Designed and implemented a matchmaking system to connect local university graduates with local companies (in the Netherlands) by processing company websites and student theses using LLMs.
  • As the company was a small startup where cost control was a high priority, the data pipeline was designed to be modular and easily deployable on rented machines, with an output that could be manually imported into the production service (which used PostgreSQL). This meant the pipeline was a separate monolithic application written in Python, centered around an SQLite database. 1st, company websites were scraped using official company records; 2nd, student theses were scraped from official university databases; 3rd, websites and theses were summarized into concise natural language descriptions using LLMs; 4th, each summary was embedded using SBERT; 5th, an NxN similarity matrix was constructed between companies and students; 6th, the SQLite database was migrated to the production PostgreSQL database.
  • The production service utilized a .NET backend (with PostgreSQL) and a React-based frontend. The interface enabled students to discover companies relevant to their BSc/MSc thesis topics.

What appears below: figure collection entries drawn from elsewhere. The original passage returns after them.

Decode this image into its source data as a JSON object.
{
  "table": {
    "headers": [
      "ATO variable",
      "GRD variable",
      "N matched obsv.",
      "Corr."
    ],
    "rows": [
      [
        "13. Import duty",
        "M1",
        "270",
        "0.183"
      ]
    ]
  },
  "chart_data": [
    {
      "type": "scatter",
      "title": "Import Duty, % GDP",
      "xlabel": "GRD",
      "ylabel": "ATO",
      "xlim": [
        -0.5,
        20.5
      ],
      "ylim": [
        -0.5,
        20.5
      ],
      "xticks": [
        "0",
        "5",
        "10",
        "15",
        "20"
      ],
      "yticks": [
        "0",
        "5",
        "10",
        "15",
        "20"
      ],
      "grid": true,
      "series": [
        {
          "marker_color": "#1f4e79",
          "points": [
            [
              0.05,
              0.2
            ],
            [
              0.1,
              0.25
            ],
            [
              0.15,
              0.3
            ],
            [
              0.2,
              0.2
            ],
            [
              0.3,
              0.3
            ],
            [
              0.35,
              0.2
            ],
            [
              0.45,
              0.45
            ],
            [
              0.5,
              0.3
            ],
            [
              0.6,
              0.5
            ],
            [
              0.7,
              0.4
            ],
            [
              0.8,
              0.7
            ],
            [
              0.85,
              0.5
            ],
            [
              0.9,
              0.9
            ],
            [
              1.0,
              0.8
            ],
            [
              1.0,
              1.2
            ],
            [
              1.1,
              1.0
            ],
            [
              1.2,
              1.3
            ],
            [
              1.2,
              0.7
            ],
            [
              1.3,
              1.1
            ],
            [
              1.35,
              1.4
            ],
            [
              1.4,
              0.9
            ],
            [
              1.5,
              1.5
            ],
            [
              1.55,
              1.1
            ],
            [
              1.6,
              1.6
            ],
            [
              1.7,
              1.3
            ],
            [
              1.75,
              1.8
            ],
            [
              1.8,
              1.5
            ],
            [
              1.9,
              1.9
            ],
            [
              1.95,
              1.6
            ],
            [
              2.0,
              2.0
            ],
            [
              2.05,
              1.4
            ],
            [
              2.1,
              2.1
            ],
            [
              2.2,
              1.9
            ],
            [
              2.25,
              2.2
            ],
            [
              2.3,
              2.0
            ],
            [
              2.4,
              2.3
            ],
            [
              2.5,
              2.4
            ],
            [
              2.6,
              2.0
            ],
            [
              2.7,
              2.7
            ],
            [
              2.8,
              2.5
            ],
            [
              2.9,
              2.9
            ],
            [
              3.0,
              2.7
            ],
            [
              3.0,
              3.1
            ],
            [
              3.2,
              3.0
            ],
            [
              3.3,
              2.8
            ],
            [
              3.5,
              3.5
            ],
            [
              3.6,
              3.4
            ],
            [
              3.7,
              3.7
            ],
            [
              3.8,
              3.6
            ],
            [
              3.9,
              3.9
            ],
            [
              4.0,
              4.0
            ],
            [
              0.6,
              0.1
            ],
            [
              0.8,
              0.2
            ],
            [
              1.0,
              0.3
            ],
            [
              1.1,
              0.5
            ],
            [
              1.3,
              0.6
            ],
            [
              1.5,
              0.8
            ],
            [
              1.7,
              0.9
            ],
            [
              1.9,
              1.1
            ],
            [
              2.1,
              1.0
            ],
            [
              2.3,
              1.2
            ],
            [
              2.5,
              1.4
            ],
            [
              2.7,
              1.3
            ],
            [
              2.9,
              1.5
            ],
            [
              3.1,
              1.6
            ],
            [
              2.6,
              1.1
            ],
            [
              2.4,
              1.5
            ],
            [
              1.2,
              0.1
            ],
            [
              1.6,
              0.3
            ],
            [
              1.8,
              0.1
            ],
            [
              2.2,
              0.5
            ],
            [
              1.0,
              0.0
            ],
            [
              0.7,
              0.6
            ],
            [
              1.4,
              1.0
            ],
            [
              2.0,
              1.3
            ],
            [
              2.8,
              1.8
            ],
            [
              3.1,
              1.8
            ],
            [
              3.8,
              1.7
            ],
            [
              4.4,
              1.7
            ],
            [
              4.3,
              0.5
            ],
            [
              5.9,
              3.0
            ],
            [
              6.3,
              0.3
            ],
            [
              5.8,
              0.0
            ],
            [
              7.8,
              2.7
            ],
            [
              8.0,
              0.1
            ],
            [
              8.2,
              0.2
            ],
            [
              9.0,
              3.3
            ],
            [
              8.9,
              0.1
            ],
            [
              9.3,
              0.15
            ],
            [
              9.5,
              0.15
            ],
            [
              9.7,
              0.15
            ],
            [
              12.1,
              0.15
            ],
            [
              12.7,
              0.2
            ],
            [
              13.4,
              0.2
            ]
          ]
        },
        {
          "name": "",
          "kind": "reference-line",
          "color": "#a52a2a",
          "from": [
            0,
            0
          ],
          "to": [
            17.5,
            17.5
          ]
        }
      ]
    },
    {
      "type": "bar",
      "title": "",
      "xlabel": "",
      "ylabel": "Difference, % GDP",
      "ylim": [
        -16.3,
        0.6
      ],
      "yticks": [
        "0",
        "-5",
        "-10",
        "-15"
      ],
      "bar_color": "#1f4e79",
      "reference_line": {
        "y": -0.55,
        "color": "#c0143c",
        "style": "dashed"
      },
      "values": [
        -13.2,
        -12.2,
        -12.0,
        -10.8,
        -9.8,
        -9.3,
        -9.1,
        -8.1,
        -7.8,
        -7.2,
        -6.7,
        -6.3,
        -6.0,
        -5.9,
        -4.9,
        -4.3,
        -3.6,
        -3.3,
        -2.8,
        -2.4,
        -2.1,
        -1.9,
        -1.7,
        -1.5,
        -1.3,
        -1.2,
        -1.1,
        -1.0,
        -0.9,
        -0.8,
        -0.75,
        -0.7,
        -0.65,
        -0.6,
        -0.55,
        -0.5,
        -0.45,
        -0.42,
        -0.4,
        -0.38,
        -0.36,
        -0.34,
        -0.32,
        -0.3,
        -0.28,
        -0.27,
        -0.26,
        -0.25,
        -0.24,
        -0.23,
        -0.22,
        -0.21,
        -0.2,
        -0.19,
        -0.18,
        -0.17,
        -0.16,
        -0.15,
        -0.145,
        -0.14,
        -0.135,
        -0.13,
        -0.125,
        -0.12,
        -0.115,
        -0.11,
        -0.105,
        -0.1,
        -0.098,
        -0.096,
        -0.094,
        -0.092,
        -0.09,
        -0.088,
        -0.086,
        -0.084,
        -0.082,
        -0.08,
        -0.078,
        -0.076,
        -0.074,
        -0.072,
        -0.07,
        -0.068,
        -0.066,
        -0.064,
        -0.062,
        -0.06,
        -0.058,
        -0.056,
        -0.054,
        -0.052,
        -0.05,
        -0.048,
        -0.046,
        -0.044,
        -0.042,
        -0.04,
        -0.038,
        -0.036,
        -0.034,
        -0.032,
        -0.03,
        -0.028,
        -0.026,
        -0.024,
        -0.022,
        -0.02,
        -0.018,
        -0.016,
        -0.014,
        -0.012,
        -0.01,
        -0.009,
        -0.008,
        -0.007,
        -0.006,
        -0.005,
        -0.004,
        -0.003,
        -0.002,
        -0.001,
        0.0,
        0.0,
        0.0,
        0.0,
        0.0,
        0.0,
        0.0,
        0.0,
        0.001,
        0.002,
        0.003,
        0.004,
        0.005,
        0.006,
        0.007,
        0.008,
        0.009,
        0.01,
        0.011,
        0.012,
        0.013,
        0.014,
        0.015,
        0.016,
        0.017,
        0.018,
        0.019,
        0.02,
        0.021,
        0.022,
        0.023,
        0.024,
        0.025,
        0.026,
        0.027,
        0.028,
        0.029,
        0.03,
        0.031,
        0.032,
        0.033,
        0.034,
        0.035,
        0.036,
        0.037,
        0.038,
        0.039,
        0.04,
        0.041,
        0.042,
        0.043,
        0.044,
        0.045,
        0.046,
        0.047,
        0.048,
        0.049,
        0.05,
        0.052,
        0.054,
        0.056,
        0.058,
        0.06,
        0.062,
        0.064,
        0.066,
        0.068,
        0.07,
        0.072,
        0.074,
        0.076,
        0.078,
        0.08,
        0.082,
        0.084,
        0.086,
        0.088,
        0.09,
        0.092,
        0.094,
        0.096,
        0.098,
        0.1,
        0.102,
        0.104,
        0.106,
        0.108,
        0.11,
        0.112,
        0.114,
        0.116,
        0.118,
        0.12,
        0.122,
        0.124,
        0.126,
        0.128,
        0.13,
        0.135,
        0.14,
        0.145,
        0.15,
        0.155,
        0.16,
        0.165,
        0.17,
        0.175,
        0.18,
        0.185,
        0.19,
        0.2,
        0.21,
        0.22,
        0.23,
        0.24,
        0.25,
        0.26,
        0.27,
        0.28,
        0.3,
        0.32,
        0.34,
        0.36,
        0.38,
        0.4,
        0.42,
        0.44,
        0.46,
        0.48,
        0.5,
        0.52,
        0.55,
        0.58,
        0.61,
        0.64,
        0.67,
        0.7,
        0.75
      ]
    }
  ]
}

Beyond the main project, conducted code reviews, refined the company's CI/CD pipeline, and refactored the existing user management architecture to support not only roles but also fine-grained per-user permissions by forking and pruning AuthPermissions.AspNetCore library.

Nokia Solutions and Networks Kft. 2022 March – 2023 June

Designed and implemented (in Go using the K8s Operator SDK) an update orchestrator and an update receiver service to handle firmware rollouts for customer-owned hardware. Developed a MinIO-based firmware storage service with synchronization between regional data centers along with the implementation of HTTP range headers on S3 objects and client-side tools for managing firmware entries.

Accedo Broadband HU Kft. 2018 March – 2021 February

Contributed to the development OTT client-side applications for WebOS, Tizen, and Web platforms (for Yle, OSN, NRK, ProSieben, Deutsche Telekom and HBO) using JavaScript with an internally developed library and ReactJS. At peak supported ~10 different applications with bug fixes as a support engineer.

Designed and implemented a real-time third-party API validator middleware between the application and the network layer; containerized CI/CD toolset for Tizen and WebOS; an internal service operated inside Amazon AWS to synchronize Salesforce time tracking with the BambooHR calendar.

Youwon Hungary Kft. 2014 July – 2015 May

Contributed to the development of an online second-hand marketplace using TypeScript and AngularJS on the client side, C# and ASP.NET Web API 4 on the server side, and Entity Framework 6 for database management with Apache Lucene indexing.

Designed and implemented a Facebook Messenger like service using WebRTC and SignalR over the existing architecture: enabling audio/video calls, text messages along with their message history and the synchronization of ongoing conversation tabs across devices.